Read an Excel file (.xls) and return a DataFrame or save data as CSV.

This function opens an Excel file in .xls format, automatically selects the first useful sheet (excluding any sheets named "Metadati"), extracts the sheet rows, constructs a pandas DataFrame, and sets as index the column corresponding to the provided census code.

If an output path is specified, the DataFrame is saved in CSV format; otherwise, it is returned directly.

PARAMETER DESCRIPTION
file_path

Path to the Excel file to read.

TYPE: Path

census_code

Name of the column to use as the DataFrame index (e.g., ISTAT municipality code).

TYPE: str

output_path

Path to the folder where the resulting CSV will be saved.

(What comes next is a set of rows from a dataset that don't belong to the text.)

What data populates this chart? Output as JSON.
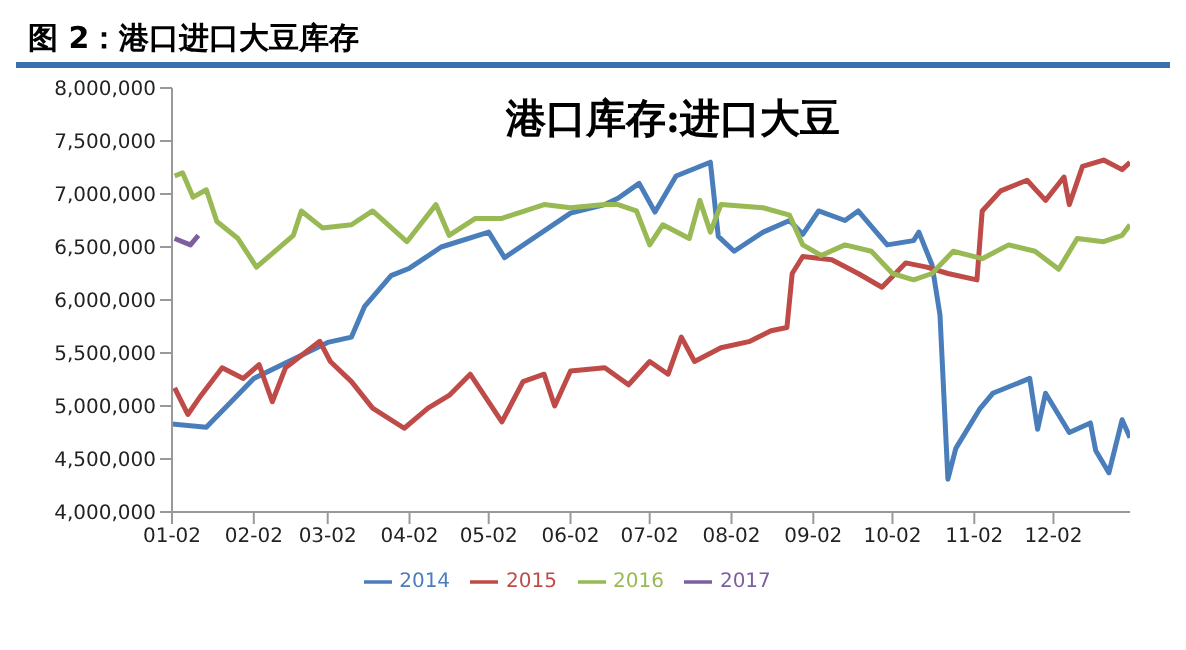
{
  "chart_data": {
    "type": "line",
    "title": "图 2：港口进口大豆库存",
    "subtitle": "港口库存:进口大豆",
    "xlim": [
      "--01-02",
      "--12-31"
    ],
    "xticks": [
      {
        "value": "--01-02",
        "label": "01-02"
      },
      {
        "value": "--02-02",
        "label": "02-02"
      },
      {
        "value": "--03-02",
        "label": "03-02"
      },
      {
        "value": "--04-02",
        "label": "04-02"
      },
      {
        "value": "--05-02",
        "label": "05-02"
      },
      {
        "value": "--06-02",
        "label": "06-02"
      },
      {
        "value": "--07-02",
        "label": "07-02"
      },
      {
        "value": "--08-02",
        "label": "08-02"
      },
      {
        "value": "--09-02",
        "label": "09-02"
      },
      {
        "value": "--10-02",
        "label": "10-02"
      },
      {
        "value": "--11-02",
        "label": "11-02"
      },
      {
        "value": "--12-02",
        "label": "12-02"
      }
    ],
    "ylim": [
      4000000,
      8000000
    ],
    "yticks": [
      {
        "value": 4000000,
        "label": "4,000,000"
      },
      {
        "value": 4500000,
        "label": "4,500,000"
      },
      {
        "value": 5000000,
        "label": "5,000,000"
      },
      {
        "value": 5500000,
        "label": "5,500,000"
      },
      {
        "value": 6000000,
        "label": "6,000,000"
      },
      {
        "value": 6500000,
        "label": "6,500,000"
      },
      {
        "value": 7000000,
        "label": "7,000,000"
      },
      {
        "value": 7500000,
        "label": "7,500,000"
      },
      {
        "value": 8000000,
        "label": "8,000,000"
      }
    ],
    "grid": false,
    "legend": "bottom",
    "line_style": "solid",
    "series": [
      {
        "name": "2014",
        "color": "#4a7ebb",
        "x": [
          "--01-02",
          "--01-15",
          "--02-02",
          "--03-02",
          "--03-11",
          "--03-16",
          "--03-26",
          "--04-02",
          "--04-14",
          "--05-02",
          "--05-08",
          "--06-02",
          "--06-15",
          "--06-20",
          "--06-28",
          "--07-04",
          "--07-12",
          "--07-25",
          "--07-28",
          "--08-03",
          "--08-14",
          "--08-24",
          "--08-29",
          "--09-04",
          "--09-14",
          "--09-19",
          "--09-30",
          "--10-10",
          "--10-12",
          "--10-17",
          "--10-20",
          "--10-23",
          "--10-26",
          "--11-04",
          "--11-09",
          "--11-17",
          "--11-23",
          "--11-26",
          "--11-29",
          "--12-08",
          "--12-16",
          "--12-18",
          "--12-23",
          "--12-28",
          "--12-31"
        ],
        "values": [
          4830000,
          4800000,
          5260000,
          5600000,
          5650000,
          5940000,
          6230000,
          6300000,
          6500000,
          6640000,
          6400000,
          6820000,
          6900000,
          6960000,
          7100000,
          6830000,
          7170000,
          7300000,
          6600000,
          6460000,
          6640000,
          6750000,
          6620000,
          6840000,
          6750000,
          6840000,
          6520000,
          6560000,
          6640000,
          6330000,
          5860000,
          4310000,
          4600000,
          4970000,
          5120000,
          5200000,
          5260000,
          4780000,
          5120000,
          4750000,
          4840000,
          4580000,
          4370000,
          4870000,
          4700000
        ]
      },
      {
        "name": "2015",
        "color": "#be4b48",
        "x": [
          "--01-03",
          "--01-08",
          "--01-13",
          "--01-21",
          "--01-29",
          "--02-04",
          "--02-09",
          "--02-14",
          "--02-27",
          "--03-03",
          "--03-11",
          "--03-19",
          "--03-31",
          "--04-09",
          "--04-17",
          "--04-25",
          "--05-07",
          "--05-15",
          "--05-23",
          "--05-27",
          "--06-02",
          "--06-15",
          "--06-24",
          "--07-02",
          "--07-09",
          "--07-14",
          "--07-19",
          "--07-29",
          "--08-09",
          "--08-17",
          "--08-23",
          "--08-25",
          "--08-29",
          "--09-09",
          "--09-19",
          "--09-28",
          "--10-07",
          "--10-15",
          "--10-23",
          "--11-03",
          "--11-05",
          "--11-12",
          "--11-22",
          "--11-29",
          "--12-06",
          "--12-08",
          "--12-13",
          "--12-21",
          "--12-28",
          "--12-31"
        ],
        "values": [
          5170000,
          4920000,
          5100000,
          5360000,
          5260000,
          5390000,
          5040000,
          5360000,
          5610000,
          5420000,
          5230000,
          4980000,
          4790000,
          4980000,
          5100000,
          5300000,
          4850000,
          5230000,
          5300000,
          5000000,
          5330000,
          5360000,
          5200000,
          5420000,
          5300000,
          5650000,
          5420000,
          5550000,
          5610000,
          5710000,
          5740000,
          6250000,
          6410000,
          6380000,
          6250000,
          6120000,
          6350000,
          6310000,
          6250000,
          6190000,
          6840000,
          7030000,
          7130000,
          6940000,
          7160000,
          6900000,
          7260000,
          7320000,
          7230000,
          7300000
        ]
      },
      {
        "name": "2016",
        "color": "#98b954",
        "x": [
          "--01-03",
          "--01-06",
          "--01-10",
          "--01-15",
          "--01-19",
          "--01-27",
          "--02-03",
          "--02-17",
          "--02-20",
          "--02-28",
          "--03-11",
          "--03-19",
          "--04-01",
          "--04-12",
          "--04-17",
          "--04-27",
          "--05-07",
          "--05-23",
          "--06-02",
          "--06-15",
          "--06-20",
          "--06-27",
          "--07-02",
          "--07-07",
          "--07-17",
          "--07-21",
          "--07-25",
          "--07-29",
          "--08-14",
          "--08-24",
          "--08-29",
          "--09-05",
          "--09-14",
          "--09-24",
          "--10-02",
          "--10-10",
          "--10-17",
          "--10-25",
          "--11-05",
          "--11-15",
          "--11-25",
          "--12-04",
          "--12-11",
          "--12-21",
          "--12-28",
          "--12-31"
        ],
        "values": [
          7170000,
          7200000,
          6970000,
          7040000,
          6740000,
          6580000,
          6310000,
          6610000,
          6840000,
          6680000,
          6710000,
          6840000,
          6550000,
          6900000,
          6610000,
          6770000,
          6770000,
          6900000,
          6870000,
          6900000,
          6900000,
          6840000,
          6520000,
          6710000,
          6580000,
          6940000,
          6640000,
          6900000,
          6870000,
          6800000,
          6520000,
          6420000,
          6520000,
          6460000,
          6250000,
          6190000,
          6250000,
          6460000,
          6390000,
          6520000,
          6460000,
          6290000,
          6580000,
          6550000,
          6610000,
          6710000
        ]
      },
      {
        "name": "2017",
        "color": "#7d5fa0",
        "x": [
          "--01-03",
          "--01-06",
          "--01-09",
          "--01-11",
          "--01-12"
        ],
        "values": [
          6580000,
          6550000,
          6520000,
          6580000,
          6610000
        ]
      }
    ]
  }
}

If None, the DataFrame is returned without saving.

TYPE: Path | None DEFAULT: None

RETURNS DESCRIPTION
DataFrame | Path

A DataFrame containing data read from the Excel file if output_path

DataFrame | Path

is None, or the path to the saved CSV file if output_path is specified.

RAISES DESCRIPTION
FileNotFoundError

If the specified file does not exist.

XLRDError

If an error occurs while reading the Excel file.

Exception

For any unexpected error during parsing or saving.

read_xlsx(file_path, output_path=None)

Read an Excel file (XLSX format) and convert to a Pandas DataFrame.

If specified, saves the data in CSV format.

PARAMETER DESCRIPTION
file_path

Path to the Excel file to read.

TYPE: Path

output_path

Path where the generated CSV file will be saved. If not specified, returns the DataFrame.

TYPE: Path | None DEFAULT: None

RETURNS DESCRIPTION
DataFrame | Path

A DataFrame if output_path is None, otherwise returns the path to

DataFrame | Path

the saved CSV file.

RAISES DESCRIPTION
FileNotFoundError

If the specified Excel file is not found.

ValueError

If the Excel file cannot be read correctly.